I’m in the same mindset as others above, whatever makes sense for your home-hill location/vacation destination choice. I buy the Boyne New England pass to ski Sunday River (and a couple trips a year to Sugarloaf and/or Loon). I feel like I crunch the numbers every year to decide if I should get another pass (IKON, Epic or Indy), and they never pan out. Sure, we
could make any of those worth it if we tried…but I don’t like to be pigeonholed into certain destinations for vacation. I love traveling internationally, and generally speaking, lift tickets are sooo much cheaper anywhere else in the world. With the crowding I hear about at the resorts on these passes, it really turns me off from visiting them anyways.

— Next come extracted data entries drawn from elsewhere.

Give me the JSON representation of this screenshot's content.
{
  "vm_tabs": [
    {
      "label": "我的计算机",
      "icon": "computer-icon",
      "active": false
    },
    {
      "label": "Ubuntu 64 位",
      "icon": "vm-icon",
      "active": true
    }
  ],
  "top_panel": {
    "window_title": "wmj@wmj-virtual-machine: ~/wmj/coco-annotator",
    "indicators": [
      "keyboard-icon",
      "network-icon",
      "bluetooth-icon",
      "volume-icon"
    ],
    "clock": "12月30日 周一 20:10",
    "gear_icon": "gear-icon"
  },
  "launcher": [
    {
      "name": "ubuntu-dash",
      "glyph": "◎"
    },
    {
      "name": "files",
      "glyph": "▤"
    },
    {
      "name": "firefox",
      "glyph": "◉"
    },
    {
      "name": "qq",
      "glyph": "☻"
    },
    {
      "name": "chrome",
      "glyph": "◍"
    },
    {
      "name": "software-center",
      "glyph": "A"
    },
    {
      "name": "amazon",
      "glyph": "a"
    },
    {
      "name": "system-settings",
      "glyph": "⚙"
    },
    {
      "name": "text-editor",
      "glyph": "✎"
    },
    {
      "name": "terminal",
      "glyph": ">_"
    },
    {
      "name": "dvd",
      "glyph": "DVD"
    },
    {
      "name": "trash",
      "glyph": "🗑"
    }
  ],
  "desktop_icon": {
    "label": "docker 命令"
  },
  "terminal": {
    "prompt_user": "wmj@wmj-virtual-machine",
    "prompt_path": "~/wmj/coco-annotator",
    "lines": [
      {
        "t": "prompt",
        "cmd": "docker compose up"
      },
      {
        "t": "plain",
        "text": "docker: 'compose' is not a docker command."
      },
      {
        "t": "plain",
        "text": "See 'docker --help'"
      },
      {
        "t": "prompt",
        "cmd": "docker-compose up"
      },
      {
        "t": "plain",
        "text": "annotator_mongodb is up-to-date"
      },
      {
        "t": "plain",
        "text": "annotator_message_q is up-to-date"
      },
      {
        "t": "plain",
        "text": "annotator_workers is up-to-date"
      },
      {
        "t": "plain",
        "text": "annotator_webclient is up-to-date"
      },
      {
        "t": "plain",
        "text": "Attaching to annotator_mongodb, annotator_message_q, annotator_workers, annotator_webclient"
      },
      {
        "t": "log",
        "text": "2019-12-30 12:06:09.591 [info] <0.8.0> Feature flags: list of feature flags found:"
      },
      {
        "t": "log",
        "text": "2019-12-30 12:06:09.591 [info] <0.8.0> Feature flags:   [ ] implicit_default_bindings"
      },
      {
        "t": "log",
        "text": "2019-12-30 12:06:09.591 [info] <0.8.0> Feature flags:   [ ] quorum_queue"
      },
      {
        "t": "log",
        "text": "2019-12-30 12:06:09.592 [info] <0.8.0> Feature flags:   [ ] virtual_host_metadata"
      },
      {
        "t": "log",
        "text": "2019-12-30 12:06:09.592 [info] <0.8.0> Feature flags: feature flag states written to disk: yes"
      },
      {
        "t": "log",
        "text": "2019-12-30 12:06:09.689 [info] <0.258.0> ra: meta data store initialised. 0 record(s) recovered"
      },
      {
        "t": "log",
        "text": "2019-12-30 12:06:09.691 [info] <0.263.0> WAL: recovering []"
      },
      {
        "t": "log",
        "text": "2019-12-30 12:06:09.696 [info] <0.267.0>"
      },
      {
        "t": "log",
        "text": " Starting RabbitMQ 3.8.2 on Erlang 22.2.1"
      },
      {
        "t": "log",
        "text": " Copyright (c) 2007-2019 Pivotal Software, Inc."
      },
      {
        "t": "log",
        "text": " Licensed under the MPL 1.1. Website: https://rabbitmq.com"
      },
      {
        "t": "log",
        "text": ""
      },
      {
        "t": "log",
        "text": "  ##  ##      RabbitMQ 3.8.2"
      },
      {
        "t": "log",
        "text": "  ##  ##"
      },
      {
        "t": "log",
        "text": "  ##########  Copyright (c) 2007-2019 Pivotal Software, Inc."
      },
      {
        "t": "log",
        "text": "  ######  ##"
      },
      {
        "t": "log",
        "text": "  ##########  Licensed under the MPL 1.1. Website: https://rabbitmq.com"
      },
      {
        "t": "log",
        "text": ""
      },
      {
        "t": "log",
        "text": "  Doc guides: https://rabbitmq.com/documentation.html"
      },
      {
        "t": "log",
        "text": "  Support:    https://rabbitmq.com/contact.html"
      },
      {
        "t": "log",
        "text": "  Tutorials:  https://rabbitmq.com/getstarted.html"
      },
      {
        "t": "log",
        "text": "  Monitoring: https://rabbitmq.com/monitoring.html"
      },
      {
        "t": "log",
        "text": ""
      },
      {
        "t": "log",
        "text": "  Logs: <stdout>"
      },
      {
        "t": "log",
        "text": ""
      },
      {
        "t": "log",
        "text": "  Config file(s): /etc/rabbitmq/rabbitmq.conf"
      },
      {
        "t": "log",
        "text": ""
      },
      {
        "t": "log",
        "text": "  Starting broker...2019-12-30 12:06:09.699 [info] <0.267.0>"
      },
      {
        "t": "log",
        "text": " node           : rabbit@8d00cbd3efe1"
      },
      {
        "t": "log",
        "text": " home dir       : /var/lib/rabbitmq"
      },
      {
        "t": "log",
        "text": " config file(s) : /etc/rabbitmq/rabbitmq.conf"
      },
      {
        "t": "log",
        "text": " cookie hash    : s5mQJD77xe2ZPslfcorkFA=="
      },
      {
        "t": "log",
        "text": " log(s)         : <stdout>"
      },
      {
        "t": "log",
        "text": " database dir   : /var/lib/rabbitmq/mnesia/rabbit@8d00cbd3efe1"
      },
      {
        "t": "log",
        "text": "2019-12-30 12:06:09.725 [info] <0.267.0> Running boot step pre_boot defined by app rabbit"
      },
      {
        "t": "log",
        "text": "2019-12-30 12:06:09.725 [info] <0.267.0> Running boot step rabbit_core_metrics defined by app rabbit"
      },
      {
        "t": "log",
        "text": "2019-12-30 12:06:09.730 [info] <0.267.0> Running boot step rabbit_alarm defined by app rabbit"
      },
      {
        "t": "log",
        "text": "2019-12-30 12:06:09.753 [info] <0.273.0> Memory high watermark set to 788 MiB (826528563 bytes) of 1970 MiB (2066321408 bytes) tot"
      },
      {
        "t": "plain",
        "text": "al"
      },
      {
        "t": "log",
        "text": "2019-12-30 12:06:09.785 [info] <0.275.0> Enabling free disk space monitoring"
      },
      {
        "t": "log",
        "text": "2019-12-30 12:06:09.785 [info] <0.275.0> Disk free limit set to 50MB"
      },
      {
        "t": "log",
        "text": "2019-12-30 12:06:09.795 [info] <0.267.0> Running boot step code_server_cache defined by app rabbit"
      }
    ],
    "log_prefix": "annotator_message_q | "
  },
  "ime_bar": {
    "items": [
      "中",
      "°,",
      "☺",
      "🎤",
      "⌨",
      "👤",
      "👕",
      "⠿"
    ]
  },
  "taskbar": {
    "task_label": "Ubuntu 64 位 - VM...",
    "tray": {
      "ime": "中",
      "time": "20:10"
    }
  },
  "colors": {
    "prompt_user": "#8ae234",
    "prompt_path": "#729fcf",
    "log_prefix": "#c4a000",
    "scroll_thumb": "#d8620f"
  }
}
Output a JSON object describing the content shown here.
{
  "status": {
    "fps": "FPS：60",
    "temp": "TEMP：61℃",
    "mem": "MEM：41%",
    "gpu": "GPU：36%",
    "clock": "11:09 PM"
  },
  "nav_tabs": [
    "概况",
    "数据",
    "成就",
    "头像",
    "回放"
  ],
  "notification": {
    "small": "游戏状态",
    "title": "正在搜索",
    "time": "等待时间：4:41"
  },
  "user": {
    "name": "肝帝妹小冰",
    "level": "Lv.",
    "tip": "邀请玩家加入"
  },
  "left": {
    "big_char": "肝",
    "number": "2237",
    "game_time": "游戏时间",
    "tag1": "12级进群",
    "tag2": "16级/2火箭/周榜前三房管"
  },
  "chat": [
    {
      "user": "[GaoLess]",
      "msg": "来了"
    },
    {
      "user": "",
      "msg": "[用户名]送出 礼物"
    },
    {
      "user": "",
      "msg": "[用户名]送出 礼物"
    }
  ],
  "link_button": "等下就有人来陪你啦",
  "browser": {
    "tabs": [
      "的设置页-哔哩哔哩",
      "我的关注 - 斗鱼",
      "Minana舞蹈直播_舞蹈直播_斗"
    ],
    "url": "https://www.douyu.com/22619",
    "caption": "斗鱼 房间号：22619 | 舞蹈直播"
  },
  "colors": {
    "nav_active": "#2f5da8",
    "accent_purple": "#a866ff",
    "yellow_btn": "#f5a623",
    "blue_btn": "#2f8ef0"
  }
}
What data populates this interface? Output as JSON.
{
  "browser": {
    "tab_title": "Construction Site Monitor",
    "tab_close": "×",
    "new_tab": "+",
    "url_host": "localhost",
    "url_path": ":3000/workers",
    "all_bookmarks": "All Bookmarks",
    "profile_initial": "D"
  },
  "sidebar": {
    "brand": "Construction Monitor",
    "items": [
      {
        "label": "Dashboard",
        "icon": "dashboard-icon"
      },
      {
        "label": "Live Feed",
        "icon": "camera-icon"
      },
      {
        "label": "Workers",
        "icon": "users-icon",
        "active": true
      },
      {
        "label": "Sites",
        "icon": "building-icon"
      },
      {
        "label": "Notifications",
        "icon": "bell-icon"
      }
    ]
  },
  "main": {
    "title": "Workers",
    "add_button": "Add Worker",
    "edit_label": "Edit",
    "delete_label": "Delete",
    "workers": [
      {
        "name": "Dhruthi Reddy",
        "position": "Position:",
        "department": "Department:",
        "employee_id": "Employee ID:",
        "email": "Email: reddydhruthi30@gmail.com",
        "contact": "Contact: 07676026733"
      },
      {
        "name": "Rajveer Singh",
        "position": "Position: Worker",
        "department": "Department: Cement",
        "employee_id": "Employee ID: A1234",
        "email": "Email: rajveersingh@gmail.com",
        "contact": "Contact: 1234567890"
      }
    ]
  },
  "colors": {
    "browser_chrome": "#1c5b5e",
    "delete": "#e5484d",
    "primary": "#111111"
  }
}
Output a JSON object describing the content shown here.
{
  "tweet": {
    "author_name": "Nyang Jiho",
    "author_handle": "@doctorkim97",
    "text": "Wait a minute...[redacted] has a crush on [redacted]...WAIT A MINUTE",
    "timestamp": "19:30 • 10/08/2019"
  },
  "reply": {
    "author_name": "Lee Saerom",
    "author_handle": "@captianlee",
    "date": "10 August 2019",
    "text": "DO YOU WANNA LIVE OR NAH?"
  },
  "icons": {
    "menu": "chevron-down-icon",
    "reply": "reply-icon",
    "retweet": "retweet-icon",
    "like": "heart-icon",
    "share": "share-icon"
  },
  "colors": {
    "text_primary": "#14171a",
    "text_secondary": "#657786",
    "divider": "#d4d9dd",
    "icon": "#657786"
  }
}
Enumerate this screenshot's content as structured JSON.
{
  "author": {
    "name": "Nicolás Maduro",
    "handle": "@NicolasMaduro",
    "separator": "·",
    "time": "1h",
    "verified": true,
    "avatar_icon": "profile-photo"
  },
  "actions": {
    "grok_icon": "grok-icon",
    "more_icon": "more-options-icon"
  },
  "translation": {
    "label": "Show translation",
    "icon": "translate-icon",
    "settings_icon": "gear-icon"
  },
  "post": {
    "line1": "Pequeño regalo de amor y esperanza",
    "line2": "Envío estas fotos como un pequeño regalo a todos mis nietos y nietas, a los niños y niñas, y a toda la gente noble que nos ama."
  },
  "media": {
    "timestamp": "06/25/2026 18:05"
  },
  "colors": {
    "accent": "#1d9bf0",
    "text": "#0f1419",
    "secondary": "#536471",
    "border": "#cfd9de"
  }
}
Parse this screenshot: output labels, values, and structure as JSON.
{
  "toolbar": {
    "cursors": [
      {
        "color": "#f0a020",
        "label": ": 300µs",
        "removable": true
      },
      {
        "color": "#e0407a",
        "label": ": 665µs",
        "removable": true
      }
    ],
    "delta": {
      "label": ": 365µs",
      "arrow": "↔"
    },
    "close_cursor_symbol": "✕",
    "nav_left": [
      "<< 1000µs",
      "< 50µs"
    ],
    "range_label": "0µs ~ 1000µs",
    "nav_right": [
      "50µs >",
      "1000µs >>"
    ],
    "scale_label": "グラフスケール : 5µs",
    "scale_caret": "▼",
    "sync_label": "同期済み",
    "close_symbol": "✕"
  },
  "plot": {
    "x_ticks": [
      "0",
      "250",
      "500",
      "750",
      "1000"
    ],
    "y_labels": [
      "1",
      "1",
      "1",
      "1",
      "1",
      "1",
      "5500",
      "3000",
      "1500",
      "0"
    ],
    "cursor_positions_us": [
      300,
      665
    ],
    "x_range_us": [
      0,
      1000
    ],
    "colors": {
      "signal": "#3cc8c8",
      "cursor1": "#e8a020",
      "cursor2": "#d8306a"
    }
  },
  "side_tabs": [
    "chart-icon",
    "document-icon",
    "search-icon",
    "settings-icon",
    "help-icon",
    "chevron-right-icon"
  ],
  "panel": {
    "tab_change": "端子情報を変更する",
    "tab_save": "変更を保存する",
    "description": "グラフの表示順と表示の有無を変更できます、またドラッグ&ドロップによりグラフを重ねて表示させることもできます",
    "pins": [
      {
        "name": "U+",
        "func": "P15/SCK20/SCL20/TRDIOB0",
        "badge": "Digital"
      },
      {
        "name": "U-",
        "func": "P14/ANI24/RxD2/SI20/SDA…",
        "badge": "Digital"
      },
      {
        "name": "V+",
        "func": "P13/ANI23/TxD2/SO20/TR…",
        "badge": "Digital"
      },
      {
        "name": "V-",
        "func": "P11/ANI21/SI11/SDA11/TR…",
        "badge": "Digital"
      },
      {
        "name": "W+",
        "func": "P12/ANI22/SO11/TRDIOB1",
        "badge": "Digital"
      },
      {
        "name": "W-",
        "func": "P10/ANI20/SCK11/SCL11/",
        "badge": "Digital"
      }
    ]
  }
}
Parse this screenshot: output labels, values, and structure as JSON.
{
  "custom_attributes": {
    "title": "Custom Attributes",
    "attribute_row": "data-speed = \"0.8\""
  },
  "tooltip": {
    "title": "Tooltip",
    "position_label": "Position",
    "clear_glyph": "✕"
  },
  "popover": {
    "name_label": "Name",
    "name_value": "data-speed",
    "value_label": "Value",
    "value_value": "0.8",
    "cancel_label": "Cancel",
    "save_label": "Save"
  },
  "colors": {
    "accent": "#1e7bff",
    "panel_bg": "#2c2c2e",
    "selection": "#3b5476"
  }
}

This whole topic is a bit ironic to me considering my thoughts 10 years ago. I was visiting a friend in Colorado and he had an Epic Pass which gave him access to 5(?) incredible mountains…and it was stupid cheap (like $400 or something). I really wished something like that would come to the Northeast. At that time I never imagined what it would blow up into and the effect it would have on the current crowding situations.
They're not even "cheap" anymore. At least, Ikon isn't. (Maybe I'm cheap, and therefore, not viewing the pass as cheap. Lol.)
I agree, they’re not that cheap anymore (maybe I’m just cheap too
). But I’d say they’re “cheap” compared to the alternatives…
Pre-mega passes, season passes to many mountains were equivalent or more expensive than the current offerings.
OR…
Buying single day/multi-day lift tickets at most of those mountains that are on mega-passes. I say most, because there definitely are exceptions, especially when it comes to Indy pass mountains.
We hit Beaver Mountain a few times a year anyway, and it's on the Indy pass but we were told by a close friend in management there that the Indy has had a negative impact on the mountain.
I’ve heard the same about some of the small mountains in Japan that have been added to IKON/Epic/Indy, most notably the Indy Pass (since those are smaller, lesser known ski areas to begin with). I am glad that the Indy Pass owners seem to be acknowledging this by pulling their passes “off-sale. Time will tell what the impact really will be.